The case is seen as significant in a change in Australian society. It was the end of the innocence whereby parents routinely allowed their children such freedoms. Children were no longer presumed to be safe alone and without adult supervision.
Time’s Long Ruin
Adelaide-based novelist Stephen Orr uses the framework of the tragic event to explore a fictional “what happens when children disappear?” But it is also an exploration of both the disappearance of a way of life, of an innocence of 1960s suburban Australia and the underlying undercurrent of violence, domestic abuse, racism and deceit.
The novel, shortlisted for the 2011 Miles Franklin Award, opens with our narrator, a nostalgic Henry, looking back to 1960 and the time of the disappearance. He still lives in the Croydon suburb of his childhood, but is not what it was. The ghosts of the past surround him, the unsolved loss of his best friend and her siblings continuing to weigh heavy upon him some fifty years later.
Nine year-old Henry Page sits to one side, watching his friends at play. Club-footed, he has become a loner, spending his time reading or collecting shells on the beach whilst next door neighbours Janice, Anna and Gavin Riley surf the shallow waves.
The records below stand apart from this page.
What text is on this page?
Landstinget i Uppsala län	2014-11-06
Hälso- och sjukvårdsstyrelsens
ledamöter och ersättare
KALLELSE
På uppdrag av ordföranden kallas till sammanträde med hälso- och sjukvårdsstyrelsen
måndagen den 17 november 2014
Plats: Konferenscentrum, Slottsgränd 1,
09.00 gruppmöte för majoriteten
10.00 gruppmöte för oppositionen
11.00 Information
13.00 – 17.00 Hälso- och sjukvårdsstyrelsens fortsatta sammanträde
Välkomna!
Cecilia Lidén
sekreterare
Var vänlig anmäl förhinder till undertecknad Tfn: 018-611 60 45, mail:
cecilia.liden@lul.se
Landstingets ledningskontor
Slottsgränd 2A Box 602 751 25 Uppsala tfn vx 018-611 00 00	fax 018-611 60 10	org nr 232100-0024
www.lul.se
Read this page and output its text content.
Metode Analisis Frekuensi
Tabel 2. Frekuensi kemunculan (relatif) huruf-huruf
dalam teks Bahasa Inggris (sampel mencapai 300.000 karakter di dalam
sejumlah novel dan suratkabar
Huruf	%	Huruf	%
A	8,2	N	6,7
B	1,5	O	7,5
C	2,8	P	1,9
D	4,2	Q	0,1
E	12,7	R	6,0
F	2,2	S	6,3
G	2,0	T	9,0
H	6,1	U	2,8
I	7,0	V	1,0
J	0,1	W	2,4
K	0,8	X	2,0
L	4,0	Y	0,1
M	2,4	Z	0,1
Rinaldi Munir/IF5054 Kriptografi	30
Janice is Henry’s only genuine friend. Intelligent, something of a tomboy, she takes charge of her younger siblings and arranges backyard games where Henry will not feel left out. Like their parents, living as close at they do with no fence to separate their yards, they are completely familiar with each other’s lives.
The Rileys and the Pages holiday together at a local caravan park, the kids all attend the local primary school. Bob Page is a local detective with a “not quite right” wife whilst Bill Riley, a travelling sales rep, stores “samples” of his linen ware in the back shed and is prone to abuse his wife Liz when too much beer has passed his lips.
The first half of the book is reminiscent of Tim Winton’s Perth-set seminal Australian novel Cloudstreet, with Orr creating a perfectly ordinary world of backyard barbecues, games of cricket, bad television and the intense heat of an Adelaide summer.
Little happens as neighbours become involved in arguments over petty theft from the local milk bar, trees overhanging property fences. When not with Janice, Henry patrols the local streets dressed as his father’s assistant, helps the local doctor sort out his second-hand book collection or spends time with Con, the elderly Greek neighbour, who mans the manual train crossing.
But Orr is not trying to present an idyll – ‘time’s long ruin’ is also about the slow passing of time, the boredom and mundane. A sense of foreboding is in the air – we know what happens next – but there is also that undercurrent of threat. Con and his wife Rosa are singled out by racist behaviour: domestic violence is ignored.
Then, on Australia Day 1960, the three Riley children disappear from the beach, never to be seen or heard of again.
As a result, the second half of the book picks up its pace significantly, although as the fate of the children is never discovered, there’s no climactic scene.
Instead, Orr superbly explores the desperate waiting, the unknowing, the blame, the suspicions. From an anxious Liz waiting for the train they promised to be on through to the calm yet devastating realisation that the children were unlikely to be seen again, hope remains tantamount.
Orr weaves into this the (real) stories of the leads and hoaxes received by the police over the course of a number of years – the sightings, the possibles, even hoax letters sent under the penmanship of Janice – and the need by Bill and Liz to cling to the off-chance that everything would turn out well.